Réception de la Déclaration Commune par la CMER
La réception de la DC par la Communion mondiale des Églises réformées (CMER) – qui résulte de la fusion de l’Alliance réformée mondiale et du Conseil œcuménique réformé – a fait l’objet d’un développement particulier par Marc Boss, maître de conférences à l’Institut Protestant de Théologie ; elle illustre la façon dont un membre non signataire de l’accord initial a pu s’y associer tout en y apportant sa propre contribution. La position de la CMER se résume en quatre points :
1. Une approbation globale de l’ensemble de l’accord,
2. Une appréciation particulière des développements concernant le péché,
3. Un commentaire supplémentaire à propos de la Loi (DC31),
4. Une insistance sur la relation intégrale entre justice et justification
Pour ce qui concerne la Loi, son accomplissement en Christ ne nous décharge pas de l’application des commandements ; la Loi demeure en vigueur avec sa triple fonction, civile, pédagogique (faire prendre conscience du péché) et scripturaire : Loi et Evangile (ou encore Ancien et Nouveau Testament) sont parties intégrantes du Sola Scriptura. Quant à la justice, elle est impliquée par la justification : celui qui est justifié par la foi ne peut qu’être appelé à agir de manière juste ; autrement dit être justifié c’est être déclaré et se rendre juste.

Les non signataires de la Déclaration Commune : la position orthodoxe
La position des orthodoxes par rapport à la DC, et plus généralement par rapport aux notions de justice et de justification a été présentée successivement par Julija Vidovic, enseignante à l’Institut de Théologie Orthodoxe Saint-Serge, Mgr Gabriel Georgios Papanikolaou, Métropolite de Néa Ionia et Philadelphie, et Katerina Pekridou, Secrétaire pour le dialogue de la Conférence des Églises européennes. Leurs interventions ont permis de mesurer l’écart entre une approche dogmatique et plus juridique de la notion de salut qui est celle de la théologie occidentale et celle plus spirituelle du christianisme oriental. Ceci se traduit par une différence sensible d’appréciation théologique de l’anthropologie entre l’orient et l’occident.

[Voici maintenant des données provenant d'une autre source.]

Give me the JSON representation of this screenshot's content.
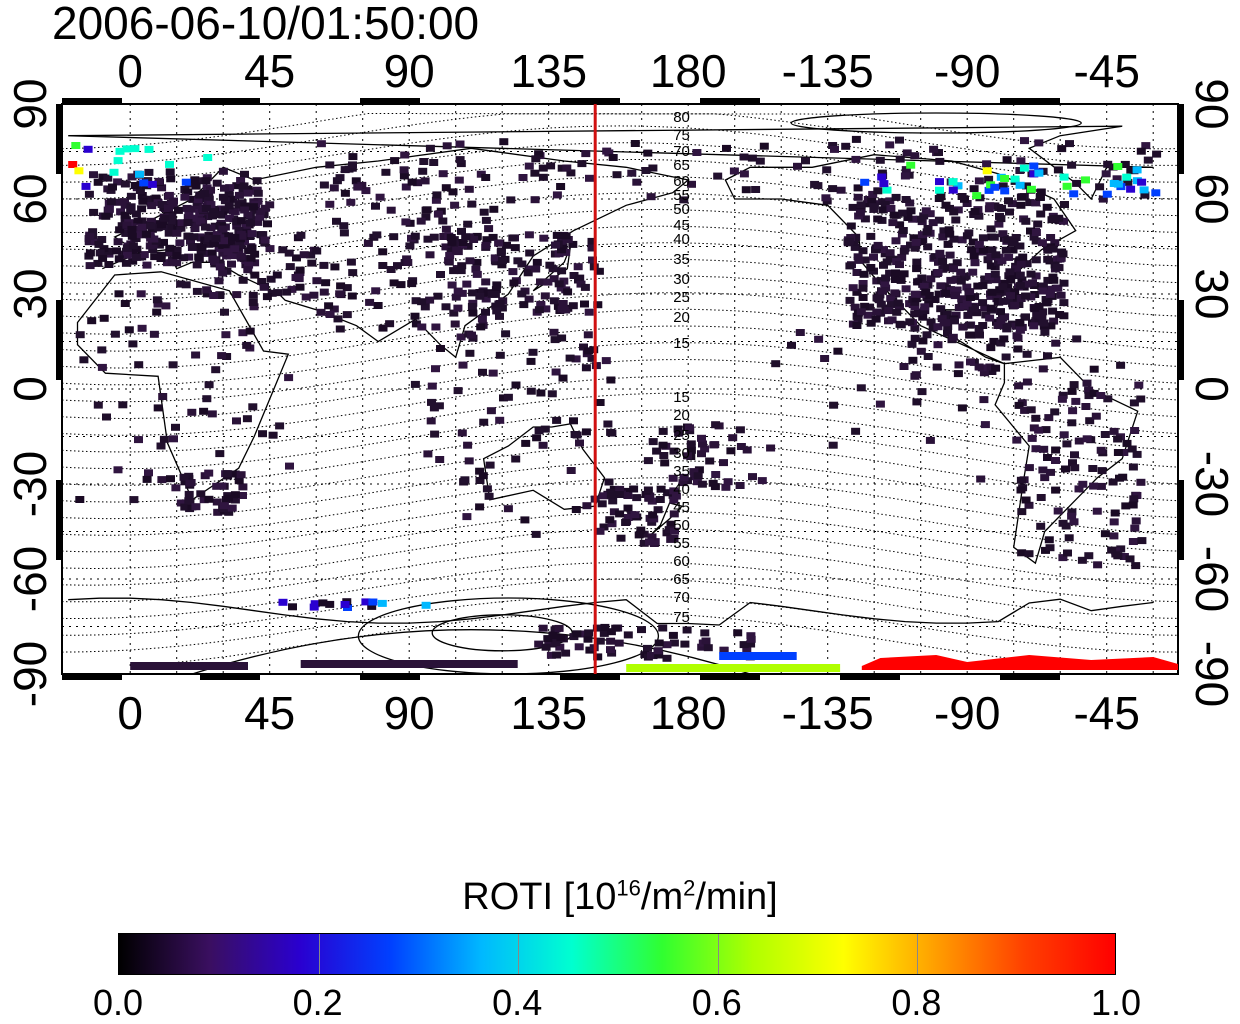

À l’origine, il y a la notion de péché, qui bien qu’identique dans sa compréhension qui est celle d’une séparation avec Dieu, diffère sur la question du péché originel : le péché n’est pas reconnu par les orthodoxes comme héritage du péché d’Adam, mais comme incapacité et échec de l’être humain dans sa tentative d’atteindre ce qu’il est par essence, c’est-à-dire d’être à l’image de Dieu. Mais la différence la plus importante réside dans le recours à des concepts de nature différente pour exprimer la voie du salut : la justification par la foi pour le christianisme occidental, la déification par la synergie entre la grâce divine et la volonté de l’homme pour le christianisme oriental. Toutefois, les dialogues entre luthériens et orthodoxes, notamment à partir de la réinterprétation de Luther par l’école de Mannermaa (université d’Helsinki), ont permis de rapprocher les points de vue en considérant, là encore, que ceux-ci sont complémentaires et ne s’excluent pas : justification et déification indiquent, in fine, une participation au Christ de la personne qui a la foi, au sens où par la foi le Christ habite en elle ; celle-ci ne peut donc agir que de manière juste en vertu de la grâce et de la justice du Christ qui lui sont données ; dans cette interprétation, la justification n’est donc pas seulement déclarative (forensique), elle devient effective.